Tagung "Zeichen Gehören Gesetzt" Neue Perspktiven für gehörlose und schwerhörende Menschen für Berufe im Gesundheits- und Sozialbereich
Presseaussendung Wien, am 11. April 2007 – Andreas Paulini ist Arzt – und zwar gehörloser Arzt. Gehörlose Ärzte oder Ärztinnen gibt es derzeit in Österreich (noch) nicht. Paulini ist an der Asklepios Klinik in Hamburg beschäftigt. Er referiert als einer der Vortragenden in einer Reihe von hörenden sowie gehörlosen ExpertInnen auf der Wiener Tagung „Zeichen Gehören Gesetzt“ am 19. April 2007.
siehe auch Pressemeldung von Netdoktor 11.4.2007
Hörbeitrag der Sendung:
http://www.equalizent.com/data/bilder/oe1jourpan_lang.wma
http://www.equalizent.com/equp/pdf/pan.pdf
Diese Tagung soll ein weiteres Zeichen des gleichnamigen Projekts der equal-Entwicklungspartnerschaft „Blickwechsel“ setzen: Ziel des equalizent-Projekts war die Verbesserung und Förderung barrierefreier Ausbildungsmöglichkeiten sowie des beruflichen Zuganges für gehörlose und schwerhörende Menschen. Die Tagung öffnet sich InteressentInnen aus dem Gesundheits- und Sozialbereich sowie einer breiteren Öffentlichkeit für Information und Vernetzung.

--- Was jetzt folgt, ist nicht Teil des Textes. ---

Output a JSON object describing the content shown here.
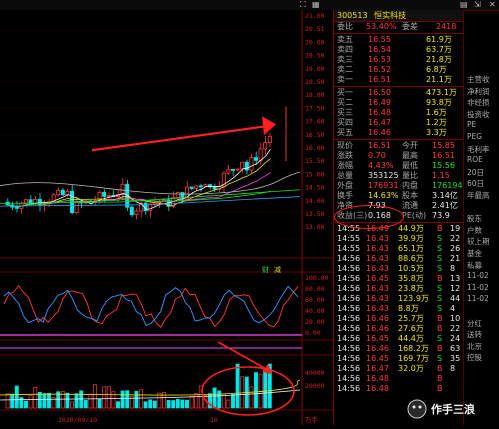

2006 – ein Jahr nach der offiziellen Anerkennung der Österreichischen Gebärdensprache – startete dieses ambitionierte Projekt. Denn: Anerkennung? Was bedeutet das konkret? Für gehörlose Menschen als PatientInnen und KlientInnen im Gesundheits- und Sozialbereich? Und als Menschen, die selbst in Sozial- und Gesundheitsberufe streben? Besonders im zweiten Fall gab und gibt es schier unüberwindbar erscheinende Hürden zu bezwingen. Eine dieser Hürden ist mit der neuen Fassung des Behindertengleichstellungsgesetzes gefallen, sodass – zumindest theoretisch – gehörlose Menschen auch Zugang zu den Ausbildungen erhalten müssen. Durch den bisherigen Passus „körperliche und geistige Eignung“ waren viele Menschen mit Behinderung ausgeschlossen worden, er wurde aus zahlreichen Berufsgesetzen durch ein entsprechendes Begleitgesetz durch „gesundheitliche Eignung“ bzw. durch den generellen Begriff „Eignung“ ersetzt. Doch die Ausschlüsse funktionieren oft auf anderen als bloß rechtlichen Ebenen. Oft mangelt es lediglich an der Schaffung von Rahmenbedingungen, wie z.B. GebärdensprachdolmetscherInnen oder kollegialer Unterstützung. Problematisch ist, dass gehörlose Menschen nach der Pflichtschule mit zum Teil groben Versäumnissen des Bildungsssystems ins Erwerbsleben oder die Berufsbildung entlassen werden. Um die nötigen Vorqualifikationen nachzuholen, war daher war ein wichtiger Teil des Projekts „Zeichen Gehören Gesetzt“ ein Vorqualifizierungslehrgang. Denn dass es möglich ist für gehörlose und schwerhörende Menschen im medizinisch-sozialen Berufen zu arbeiten, zeigt nicht nur der Arzt Andreas Paulini, sondern auch zahlreiche gehörlose Menschen weltweit, die als Klinische PsychologInnen, PsychotherpeutInnen, Gesundheits- und KrankenpflegerInnen, Hebammen, medizinisch-technische AssistentInnen, PhysiotherapeutInnen etc. arbeiten. Und das wird vielleicht eines Tages auch in Österreich der Fall sein. Hierzulande waren es besonders die Gebärdensprachambulanzen der Barmherzigen Brüder in Wien, Linz und Salzburg, die Pionierarbeit in der medizinischen Versorgung gehörloser Menschen geleistet haben. In diesen Ambulanzen arbeitet z.T. bereits heute gehörloses Personal, etwa DSA Romeo Seifert als Sozialarbeiter bei der Gehörlosenambulanz in Wien. Auch Brato Adamovic, heute Trainer bei equalizent, hat ursprünglich eine Ausbildung als Behindertenbetreuer mit Schwerpunkt „Pädagogik für visuelle und alternative Kommunikation“ in Linz absolviert.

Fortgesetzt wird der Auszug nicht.